Les intéressés ont mis l'accent sur le fait que tous ses thérapeutes
insistaient sur la nécessité de la poursuite d'un traitement complet et
régulier pour l'équilibre psychique et relationnel de B._______ et qu'en
absence de ce traitement adapté, la santé de la recourante se péjorerait
de manière à mettre sa vie ou son intégrité physique en danger.
Les recourants ont en outre observé que l'affirmation de l'ODM selon
laquelle une offre médicale adaptée existait en Bosnie apparaissait
exagérément optimiste. Ils ont cité la jurisprudence du Tribunal
administratif fédéral rendue sous références D-5626/2012 et
E-1094/2013.
M.
Les autres faits de la cause seront évoqués, si nécessaire, dans les
considérants en droit qui suivent.
Droit :
1.
1.1 Le Tribunal administratif fédéral (ci-après : le Tribunal), en vertu de
l’art. 31 de la loi du 17 juin 2005 sur le Tribunal administratif fédéral
(LTAF, RS 173.32), connaît des recours contre les décisions au sens de
l’art. 5 de la loi fédérale du 20 décembre 1968 sur la procédure
administrative (PA, RS 172.021) prises par les autorités mentionnées à
l’art. 33 LTAF.
En particulier, les décisions rendues par l’ODM concernant l’asile peuvent
être contestées, par renvoi de l’art. 105 de la loi du 26 juin 1998 sur l’asile
(LAsi, RS 142.31), devant le Tribunal, lequel statue alors définitivement,
sauf demande d’extradition déposée par l’Etat dont le requérant cherche
à se protéger (art. 83 let. d ch. 1 de la loi du 17 juin 2005 sur le Tribunal
fédéral [LTF, RS 173.110]).
E-271/2012
Page 8
1.2 Les recourants ont qualité pour recourir. Présenté dans la forme et les
délais prescrits par la loi, le recours est recevable (art. 48 et 52 PA et
art. 108 al. 1 LAsi).
2.
2.1 La demande de réexamen, déduite par la jurisprudence et la doctrine
de l'art. 66 PA et de l'art. 29 al. 1 et 2 de la Constitution fédérale de la
Confédération suisse du 18 avril 1999 (Cst., RS 101) (ATF 127 I 133
consid. 6 p. 137), suppose que le requérant invoque l'un des motifs de
révision prévus par l'art. 66 PA ou fasse valoir que les circonstances (de
fait ou de droit) se sont modifiées dans une mesure notable depuis le
prononcé de la première décision (cf. pour plus de détails ATAF 2010/27
consid. 2 p. 367ss ; cf. également ANDREA PFLEIDERER, in: Waldmann/
Weissenberger (éd.) Praxiskommentar zum Bundesgesetz über das
Verwaltungsverfahren, Zurich/Bâle/Genève 2009 [Praxiskommentar
VwVG], art. 58 PA n° 9s. p. 1159 et réf. cit.)

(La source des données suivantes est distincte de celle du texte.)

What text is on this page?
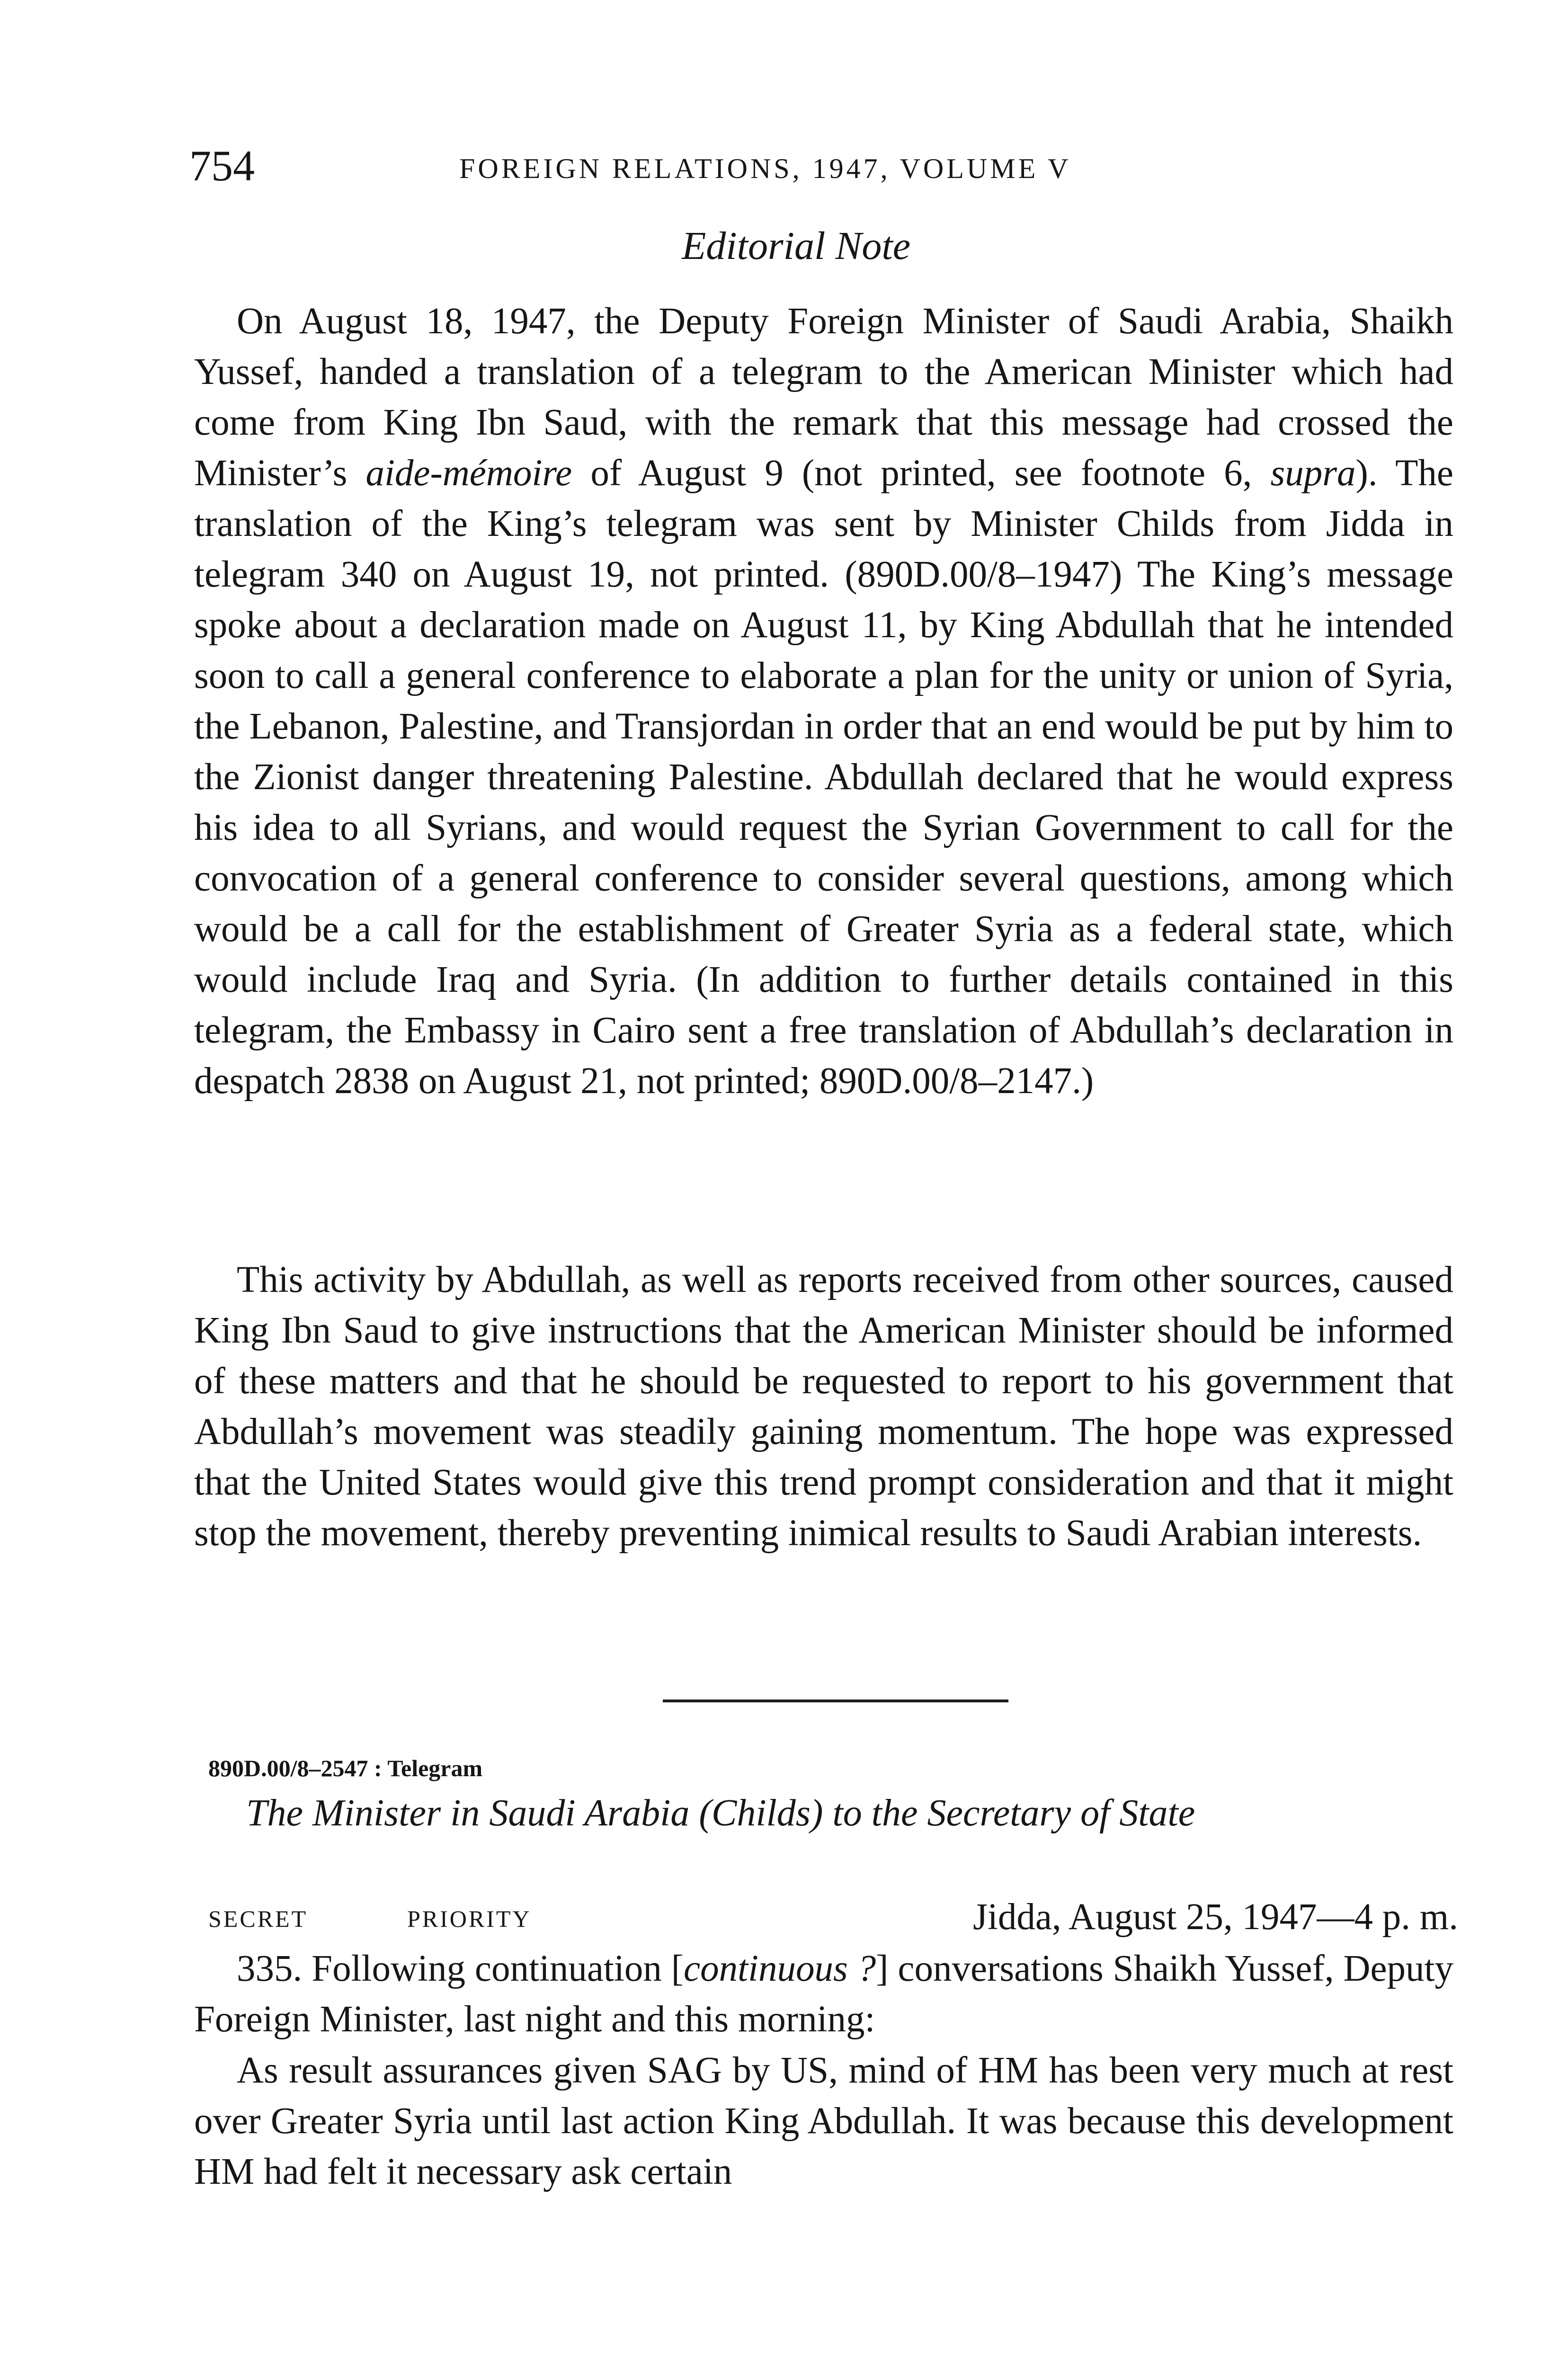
754	FOREIGN RELATIONS, 1947, VOLUME V
Editorial Note

On August 18, 1947, the Deputy Foreign Minister of Saudi Arabia, Shaikh Yussef, handed a translation of a telegram to the American Minister which had come from King Ibn Saud, with the remark that this message had crossed the Minister’s aide-mémoire of August 9 (not printed, see footnote 6, supra). The translation of the King’s telegram was sent by Minister Childs from Jidda in telegram 340 on August 19, not printed. (890D.00/8–1947) The King’s message spoke about a declaration made on August 11, by King Abdullah that he intended soon to call a general conference to elaborate a plan for the unity or union of Syria, the Lebanon, Palestine, and Transjordan in order that an end would be put by him to the Zionist danger threatening Palestine. Abdullah declared that he would express his idea to all Syrians, and would request the Syrian Government to call for the convocation of a general conference to consider several questions, among which would be a call for the establishment of Greater Syria as a federal state, which would include Iraq and Syria. (In addition to further details contained in this telegram, the Embassy in Cairo sent a free translation of Abdullah’s declaration in despatch 2838 on August 21, not printed; 890D.00/8–2147.)

This activity by Abdullah, as well as reports received from other sources, caused King Ibn Saud to give instructions that the American Minister should be informed of these matters and that he should be requested to report to his government that Abdullah’s movement was steadily gaining momentum. The hope was expressed that the United States would give this trend prompt consideration and that it might stop the movement, thereby preventing inimical results to Saudi Arabian interests.

890D.00/8–2547 : Telegram
The Minister in Saudi Arabia (Childs) to the Secretary of State
SECRET	PRIORITY	Jidda, August 25, 1947—4 p. m.

335. Following continuation [continuous ?] conversations Shaikh Yussef, Deputy Foreign Minister, last night and this morning:

As result assurances given SAG by US, mind of HM has been very much at rest over Greater Syria until last action King Abdullah. It was because this development HM had felt it necessary ask certain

Selon la jurisprudence et la doctrine en matière de révision (applicable en
matière de réexamen), les faits nouveaux et preuves nouvelles au sens
de l'art. 66 PA ne peuvent entraîner la révision que s'ils sont importants et
décisifs, c'est-à-dire que les faits doivent être de nature à influer - ensuite
d'une appréciation juridique correcte - sur l'issue de la contestation, et les
moyens de preuve offerts propres à les établir (ATF 127 V 353 consid. 5a
p. 358, ATF 118 II 199 consid. 5 p. 205 ; cf. également KARIN SCHERRER,
Praxiskommentar VwVG, art. 66 PA n° 25 p. 1306 et réf. cit., YVES
DONZALLAZ, Loi sur le Tribunal fédéral, Commentaire, Berne 2008, n°
4704 p. 194s. et réf. cit.).
2.2 En outre, une demande de réexamen ne saurait servir à remettre
continuellement en cause des décisions administratives entrées en force
de chose jugée et d'éluder les dispositions légales sur les délais de
recours (cf. ATF 136 II 177 consid. 2.1 p. 181 et jurisp. cit. ; cf. également
Jurisprudence et informations de la Commission suisse de recours en
matière d’asile [JICRA] 2003 n° 17 consid. 2b p. 104 et jurisp. cit.). En
conséquence et par analogie avec l'art. 66 al. 3 PA, il y a lieu d'exclure le
réexamen d'une décision de première instance entrée en force lorsque le
requérant le sollicite en se fondant sur des moyens qu'il aurait pu
invoquer par la voie de recours contre cette décision au fond.
E-271/2012
Page 9
2.3 Enfin, la requête de nouvel examen ne peut permettre une nouvelle
appréciation de faits déjà connus en procédure ordinaire (cf. JICRA 2003
n° 7 p. 45 et jurisp. cit.).
3.
3.1 La première question qui se pose est donc de savoir si les faits
motivant la demande de réexamen sont nouveaux, à savoir s'il s'agit
d'éléments postérieurs à la fin de la procédure ordinaire, de points
ignorés des recourants à ce moment, ou de faits dont il ne pouvait ou
n'avait pas de raison de se prévaloir à l'époque.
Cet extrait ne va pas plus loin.